I do find it funny that you asked that question in this way: "What is your schedule? Is it the same as medical schools..." Which implies to me that D.O.s weren't really in medical school. Maybe that was just a mistake....but maybe it wasn't. When my brother-in-law mentioned to his M.D. friends that I was going to a D.O. school, their response was, "Oh, so she's not in medical school." Hmmmm..... YES. I'm in medical school. Ask all my friends at Panera - they see me studying and working my buns off. We, as D.O.s are working VERY HARD in MEDICAL SCHOOL.

Also, you mentioned that 3x as many D.O.s failed the USMLE compared to M.D.s. First of all, the USMLE isn't our board exam....we take the COMLEX. And just as M.D.s would have a tough time with all the OMM on our exam, we would have a tough time with the M.D. exam. Sure, we learn the same information.....but we are taught to look at things a little bit differently. I'd like to know where you got that statistic though.....I'd be interested to see that. Actually, I'd be more interested to see how the M.D.s would do on our exam. I'd bet you'd find 3x as many M.D.s failing the COMLEX vs D.O.s. Not because you are less educated....but because you have learned differently. But, that will never happen. M.D.s have never been made to take the COMLEX..... Hmmmm.
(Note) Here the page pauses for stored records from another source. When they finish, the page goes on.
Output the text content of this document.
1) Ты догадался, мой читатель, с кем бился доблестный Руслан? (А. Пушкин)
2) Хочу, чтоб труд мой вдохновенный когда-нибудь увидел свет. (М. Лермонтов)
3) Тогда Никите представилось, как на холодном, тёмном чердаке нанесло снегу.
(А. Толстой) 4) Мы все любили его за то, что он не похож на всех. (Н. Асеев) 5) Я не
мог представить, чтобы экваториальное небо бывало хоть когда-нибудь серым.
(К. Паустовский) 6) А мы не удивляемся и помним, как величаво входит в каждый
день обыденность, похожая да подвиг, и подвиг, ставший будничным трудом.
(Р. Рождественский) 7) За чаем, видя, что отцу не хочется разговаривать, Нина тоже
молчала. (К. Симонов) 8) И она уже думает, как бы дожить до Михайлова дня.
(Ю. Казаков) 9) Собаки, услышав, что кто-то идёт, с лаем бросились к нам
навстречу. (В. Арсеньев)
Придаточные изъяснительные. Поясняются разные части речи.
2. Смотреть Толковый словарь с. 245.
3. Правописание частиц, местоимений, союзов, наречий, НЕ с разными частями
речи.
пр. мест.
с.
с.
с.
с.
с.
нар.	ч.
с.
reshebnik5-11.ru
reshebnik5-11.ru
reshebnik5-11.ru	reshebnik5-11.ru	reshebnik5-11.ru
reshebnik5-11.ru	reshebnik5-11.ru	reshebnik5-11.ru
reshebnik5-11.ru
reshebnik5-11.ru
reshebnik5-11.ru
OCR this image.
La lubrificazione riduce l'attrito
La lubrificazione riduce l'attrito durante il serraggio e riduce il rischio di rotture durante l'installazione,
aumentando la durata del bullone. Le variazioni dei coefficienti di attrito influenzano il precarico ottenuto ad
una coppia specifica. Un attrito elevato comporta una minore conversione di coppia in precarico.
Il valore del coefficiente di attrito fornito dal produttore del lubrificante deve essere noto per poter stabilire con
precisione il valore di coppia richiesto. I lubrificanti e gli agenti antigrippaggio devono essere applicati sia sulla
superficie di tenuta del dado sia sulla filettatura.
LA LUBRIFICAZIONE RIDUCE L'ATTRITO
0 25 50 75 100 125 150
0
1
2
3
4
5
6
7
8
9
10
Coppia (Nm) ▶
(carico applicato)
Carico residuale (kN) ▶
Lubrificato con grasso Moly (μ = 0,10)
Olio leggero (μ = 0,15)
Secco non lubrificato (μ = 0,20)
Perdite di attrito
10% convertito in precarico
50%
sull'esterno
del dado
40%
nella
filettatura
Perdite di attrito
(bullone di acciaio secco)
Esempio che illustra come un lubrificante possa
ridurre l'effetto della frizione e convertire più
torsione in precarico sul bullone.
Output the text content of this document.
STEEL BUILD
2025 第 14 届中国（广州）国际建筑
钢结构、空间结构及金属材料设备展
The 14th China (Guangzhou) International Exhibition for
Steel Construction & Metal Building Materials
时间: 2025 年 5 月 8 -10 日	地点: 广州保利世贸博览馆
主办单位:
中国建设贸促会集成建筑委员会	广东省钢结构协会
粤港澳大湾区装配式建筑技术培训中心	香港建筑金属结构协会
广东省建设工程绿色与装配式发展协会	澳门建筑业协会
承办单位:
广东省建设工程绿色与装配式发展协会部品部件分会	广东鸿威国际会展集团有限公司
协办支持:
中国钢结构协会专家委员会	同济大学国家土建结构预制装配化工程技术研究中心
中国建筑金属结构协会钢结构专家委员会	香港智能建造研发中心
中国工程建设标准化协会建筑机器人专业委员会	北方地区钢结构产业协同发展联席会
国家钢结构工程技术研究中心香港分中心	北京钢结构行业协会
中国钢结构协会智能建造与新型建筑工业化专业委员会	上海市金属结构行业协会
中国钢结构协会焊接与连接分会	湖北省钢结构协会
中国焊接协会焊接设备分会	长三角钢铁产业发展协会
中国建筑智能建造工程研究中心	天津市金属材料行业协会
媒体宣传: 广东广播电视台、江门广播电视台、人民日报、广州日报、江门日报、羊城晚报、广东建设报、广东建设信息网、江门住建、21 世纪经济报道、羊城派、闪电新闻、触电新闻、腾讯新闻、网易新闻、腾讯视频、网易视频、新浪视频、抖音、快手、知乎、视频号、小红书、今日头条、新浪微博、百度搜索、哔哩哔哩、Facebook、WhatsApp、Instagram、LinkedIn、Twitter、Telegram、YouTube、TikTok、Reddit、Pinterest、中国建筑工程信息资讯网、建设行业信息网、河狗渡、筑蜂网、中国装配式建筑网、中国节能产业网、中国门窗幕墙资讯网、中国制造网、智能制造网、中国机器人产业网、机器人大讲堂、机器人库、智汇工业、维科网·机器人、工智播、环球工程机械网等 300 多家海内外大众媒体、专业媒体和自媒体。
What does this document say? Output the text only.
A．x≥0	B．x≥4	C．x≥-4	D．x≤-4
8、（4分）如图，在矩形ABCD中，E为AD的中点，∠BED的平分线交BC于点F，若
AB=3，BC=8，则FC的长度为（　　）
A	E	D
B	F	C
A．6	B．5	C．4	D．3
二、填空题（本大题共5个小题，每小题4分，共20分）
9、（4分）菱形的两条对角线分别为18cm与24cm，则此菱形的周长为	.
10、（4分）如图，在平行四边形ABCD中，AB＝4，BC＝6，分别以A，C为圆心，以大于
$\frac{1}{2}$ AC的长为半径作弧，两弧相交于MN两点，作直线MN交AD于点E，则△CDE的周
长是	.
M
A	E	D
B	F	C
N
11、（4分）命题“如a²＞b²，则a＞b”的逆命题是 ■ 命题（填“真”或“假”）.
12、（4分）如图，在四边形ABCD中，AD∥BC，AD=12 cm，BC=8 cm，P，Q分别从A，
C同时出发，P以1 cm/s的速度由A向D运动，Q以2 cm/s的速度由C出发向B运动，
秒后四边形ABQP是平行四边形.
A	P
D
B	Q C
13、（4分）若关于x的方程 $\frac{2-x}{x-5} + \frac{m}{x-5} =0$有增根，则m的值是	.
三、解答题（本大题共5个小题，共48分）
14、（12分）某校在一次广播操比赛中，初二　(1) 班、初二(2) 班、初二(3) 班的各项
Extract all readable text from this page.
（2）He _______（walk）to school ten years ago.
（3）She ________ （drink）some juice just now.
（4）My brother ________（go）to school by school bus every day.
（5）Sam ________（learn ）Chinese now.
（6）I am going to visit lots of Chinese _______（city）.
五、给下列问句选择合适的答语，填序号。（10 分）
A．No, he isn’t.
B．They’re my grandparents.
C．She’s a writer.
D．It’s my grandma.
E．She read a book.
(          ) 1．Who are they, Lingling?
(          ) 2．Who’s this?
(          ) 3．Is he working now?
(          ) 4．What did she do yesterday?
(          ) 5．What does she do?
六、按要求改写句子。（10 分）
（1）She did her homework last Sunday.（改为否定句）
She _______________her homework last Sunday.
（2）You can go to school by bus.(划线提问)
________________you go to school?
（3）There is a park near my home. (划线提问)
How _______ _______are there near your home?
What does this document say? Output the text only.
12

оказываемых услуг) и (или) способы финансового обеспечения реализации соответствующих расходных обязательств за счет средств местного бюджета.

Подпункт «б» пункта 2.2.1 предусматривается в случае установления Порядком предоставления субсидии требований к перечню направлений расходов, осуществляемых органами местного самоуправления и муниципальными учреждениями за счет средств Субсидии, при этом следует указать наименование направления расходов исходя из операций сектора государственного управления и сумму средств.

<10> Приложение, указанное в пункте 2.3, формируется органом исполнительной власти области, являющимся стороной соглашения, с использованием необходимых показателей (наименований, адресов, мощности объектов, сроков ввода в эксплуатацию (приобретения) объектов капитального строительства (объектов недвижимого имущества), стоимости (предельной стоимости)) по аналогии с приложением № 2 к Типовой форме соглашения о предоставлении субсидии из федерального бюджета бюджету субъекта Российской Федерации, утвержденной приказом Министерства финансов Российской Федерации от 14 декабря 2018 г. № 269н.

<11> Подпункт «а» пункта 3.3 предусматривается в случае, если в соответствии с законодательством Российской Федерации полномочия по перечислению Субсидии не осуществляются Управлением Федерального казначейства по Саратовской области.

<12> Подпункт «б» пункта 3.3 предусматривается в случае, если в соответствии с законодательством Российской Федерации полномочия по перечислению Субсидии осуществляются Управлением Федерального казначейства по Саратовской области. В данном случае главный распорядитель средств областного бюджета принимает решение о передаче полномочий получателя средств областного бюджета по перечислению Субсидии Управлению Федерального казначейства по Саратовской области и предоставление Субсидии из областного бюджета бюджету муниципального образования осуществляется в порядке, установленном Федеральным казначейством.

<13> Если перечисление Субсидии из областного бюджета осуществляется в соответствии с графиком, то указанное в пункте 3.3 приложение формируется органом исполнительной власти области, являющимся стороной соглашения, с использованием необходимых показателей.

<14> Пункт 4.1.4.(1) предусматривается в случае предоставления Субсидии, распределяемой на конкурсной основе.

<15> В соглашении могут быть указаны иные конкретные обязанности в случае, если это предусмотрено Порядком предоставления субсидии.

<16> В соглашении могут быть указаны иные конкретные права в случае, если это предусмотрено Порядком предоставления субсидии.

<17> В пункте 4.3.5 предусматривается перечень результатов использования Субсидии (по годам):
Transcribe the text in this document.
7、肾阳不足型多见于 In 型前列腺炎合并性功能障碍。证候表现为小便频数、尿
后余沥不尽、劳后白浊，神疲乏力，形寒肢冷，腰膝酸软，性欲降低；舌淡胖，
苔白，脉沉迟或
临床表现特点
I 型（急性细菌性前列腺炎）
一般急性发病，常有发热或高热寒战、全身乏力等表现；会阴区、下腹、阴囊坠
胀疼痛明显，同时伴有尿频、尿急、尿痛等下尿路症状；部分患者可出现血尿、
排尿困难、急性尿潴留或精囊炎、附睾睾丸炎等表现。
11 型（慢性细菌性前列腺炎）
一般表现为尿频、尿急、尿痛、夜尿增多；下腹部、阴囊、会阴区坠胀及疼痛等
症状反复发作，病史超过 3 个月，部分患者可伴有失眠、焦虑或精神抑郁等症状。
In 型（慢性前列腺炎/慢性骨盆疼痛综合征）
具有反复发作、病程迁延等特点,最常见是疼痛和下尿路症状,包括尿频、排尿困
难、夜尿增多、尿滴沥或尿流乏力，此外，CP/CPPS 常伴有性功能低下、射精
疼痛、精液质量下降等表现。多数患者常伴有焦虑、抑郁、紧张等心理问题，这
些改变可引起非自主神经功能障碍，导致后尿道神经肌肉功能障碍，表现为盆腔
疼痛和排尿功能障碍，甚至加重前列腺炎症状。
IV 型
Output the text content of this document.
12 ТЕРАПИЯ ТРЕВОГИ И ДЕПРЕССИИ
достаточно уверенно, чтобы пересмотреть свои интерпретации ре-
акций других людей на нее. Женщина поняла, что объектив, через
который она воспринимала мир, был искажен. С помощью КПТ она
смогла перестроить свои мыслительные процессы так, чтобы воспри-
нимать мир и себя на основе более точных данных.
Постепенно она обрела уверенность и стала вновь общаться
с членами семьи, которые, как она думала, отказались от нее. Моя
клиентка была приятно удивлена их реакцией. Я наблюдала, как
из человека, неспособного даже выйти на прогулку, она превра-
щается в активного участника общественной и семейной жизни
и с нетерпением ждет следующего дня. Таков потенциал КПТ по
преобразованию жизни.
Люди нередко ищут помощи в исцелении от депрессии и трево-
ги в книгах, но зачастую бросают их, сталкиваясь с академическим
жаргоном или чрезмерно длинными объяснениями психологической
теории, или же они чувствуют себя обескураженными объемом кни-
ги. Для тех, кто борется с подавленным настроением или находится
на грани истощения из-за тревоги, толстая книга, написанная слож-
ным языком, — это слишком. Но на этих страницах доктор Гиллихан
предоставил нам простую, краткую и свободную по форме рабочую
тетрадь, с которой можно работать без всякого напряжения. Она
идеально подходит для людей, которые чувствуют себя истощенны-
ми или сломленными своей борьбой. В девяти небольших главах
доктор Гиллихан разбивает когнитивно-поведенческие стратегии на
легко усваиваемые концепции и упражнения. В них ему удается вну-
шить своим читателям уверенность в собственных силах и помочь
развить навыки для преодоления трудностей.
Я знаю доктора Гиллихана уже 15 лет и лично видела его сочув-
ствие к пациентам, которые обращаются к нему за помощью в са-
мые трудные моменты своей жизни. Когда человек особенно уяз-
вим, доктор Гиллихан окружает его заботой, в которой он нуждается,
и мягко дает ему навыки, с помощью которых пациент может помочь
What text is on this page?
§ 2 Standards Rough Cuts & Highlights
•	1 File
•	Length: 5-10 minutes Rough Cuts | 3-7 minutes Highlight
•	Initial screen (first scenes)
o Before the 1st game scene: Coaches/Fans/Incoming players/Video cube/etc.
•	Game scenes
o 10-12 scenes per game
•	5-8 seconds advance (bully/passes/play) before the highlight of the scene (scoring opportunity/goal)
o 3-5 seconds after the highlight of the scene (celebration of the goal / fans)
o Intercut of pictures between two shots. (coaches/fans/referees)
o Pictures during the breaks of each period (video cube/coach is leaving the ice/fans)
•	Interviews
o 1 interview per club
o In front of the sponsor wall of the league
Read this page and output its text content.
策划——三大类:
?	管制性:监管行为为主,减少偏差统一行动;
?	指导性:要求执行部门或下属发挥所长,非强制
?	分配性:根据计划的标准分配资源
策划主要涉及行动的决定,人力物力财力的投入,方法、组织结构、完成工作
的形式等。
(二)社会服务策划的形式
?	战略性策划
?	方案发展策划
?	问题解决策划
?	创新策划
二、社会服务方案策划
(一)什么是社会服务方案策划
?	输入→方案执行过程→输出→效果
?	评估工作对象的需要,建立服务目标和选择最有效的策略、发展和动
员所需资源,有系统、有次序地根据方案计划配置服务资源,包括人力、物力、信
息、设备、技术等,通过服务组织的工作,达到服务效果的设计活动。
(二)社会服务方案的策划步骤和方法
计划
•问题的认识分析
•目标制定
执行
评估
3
Finally, you said that the D.O. entering MCAT score was 26 while the score for M.D.s was 31. I can't speak for all schools, I can only speak to the program I am in at DMU. As a student interviewer for 2 years, we saw MANY excellent candidates come through the doors. MCAT scores ranged anywhere from 23 - 42 while I was interviewing. Probably similar ranges to M.D. schools. The 23 might be a little lower....but, still similar. Anyways, I remember one day interviewing this guy who scored A+ all the way through college and had a 42 on his MCAT. Sounded like a good guy on paper. But talking to him? The guy was looney! He had no character to him. He had no spark. In fact, he was outright weird. He couldn't communicate with the interviewing panel and only had one-word answers. Needless to say, we all rejected him. He did not come to our school.

At DMU, I always thought we did a good job admitting good people...not just how they looked on paper....but how they were in person. If this meant they had an MCAT score that was a couple points lower, who cares??? My class still had a 96% pass rate on the first attempt of boards. Must have chosen good candidates........

You're right to say that D.O.s have an uphill battle. That's because there are so few of us!!! (Please refer back to my response to anonymous person #1).

Man, what good conversation!

1 comment:

All Things Considered said...

Wow Girl! Good job! Very well done and very well handled! I do hope that the folks who did not identify themselves read this before 2009!